# Sticky  Keystone Lug Nut Torgue Specs



## tdvffjohn

4campers said:


> 125 ft/lbs. Very important to use a torque wrench.


This will help you better I hope it comes up for you. Good Luck

http://www.keystonerv.com/media/pdf/Lug_Nut_Torque.pdf
[/quote]


----------



## jasonrebecca

That's way different then the Manual that came with my OB, it says 50 lbs. for the lugs.


----------



## daslobo777

Thanks for the valuable information.

My practice has been to check TP and lug nut torque to 100 ft-lbs *prior to every trip*. I have never seen any lugs loose.

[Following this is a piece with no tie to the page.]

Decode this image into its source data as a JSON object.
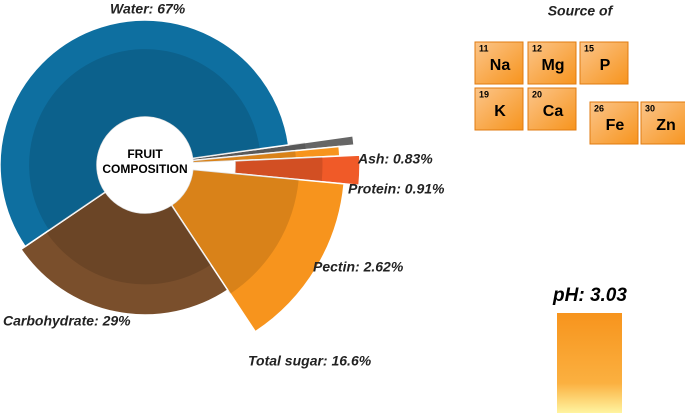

I will now revise my practive to torques to 120 ft-lbs. prior to everyt trip. My goal is to never become an accident statistic and this will help me attain that goal.


----------



## tdvffjohn

4campers supplied the link in another thread and someone else suggested it be pinned. I used the quote feature and started a new thread and pinned it. Easy for me, valuable for all, 
Thanks 4campers.

John


----------



## ColoradoChip

Anyone know off hand what size the lug nuts are? The keystone info says 7/8 or 13/16. I have a torque wrench on the way, and have no idea what socket to get.


----------



## huntr70

I would think that the lugnut torque will be different on the aluminum rims also, opposed to the steel rims...............


----------



## ColoradoChip

huntr70 said:


> I would think that the lugnut torque will be different on the aluminum rims also, opposed to the steel rims...............


You would think so... I have no idea. Just wondering what size socket to get tomorrow. Someone said that there are two different sizes for the wheel and the spare, and I woudl love to just go buy one deep well for each. BTW... ANYONE WATCHING THIS MEMPHIS KU GAME?


----------



## Bob Landry

The torque values are 110-120 or 140-150(Cambridge) according to the Keystone manual, page 21. There is no differentiation between steel and aluminum wheels. The incremental torque is 55-60 and 90-100 ft lbs, respectively. The difference is for 1/2' or 5/8" thread lugs. Also, a 4" or 6" socket extension for your torque wrench really is beneficial.


----------



## MDBumblebee

The PDF link in #1 is broken. Video on lug torque from Keystone's site give the same values as Bob's post above.


----------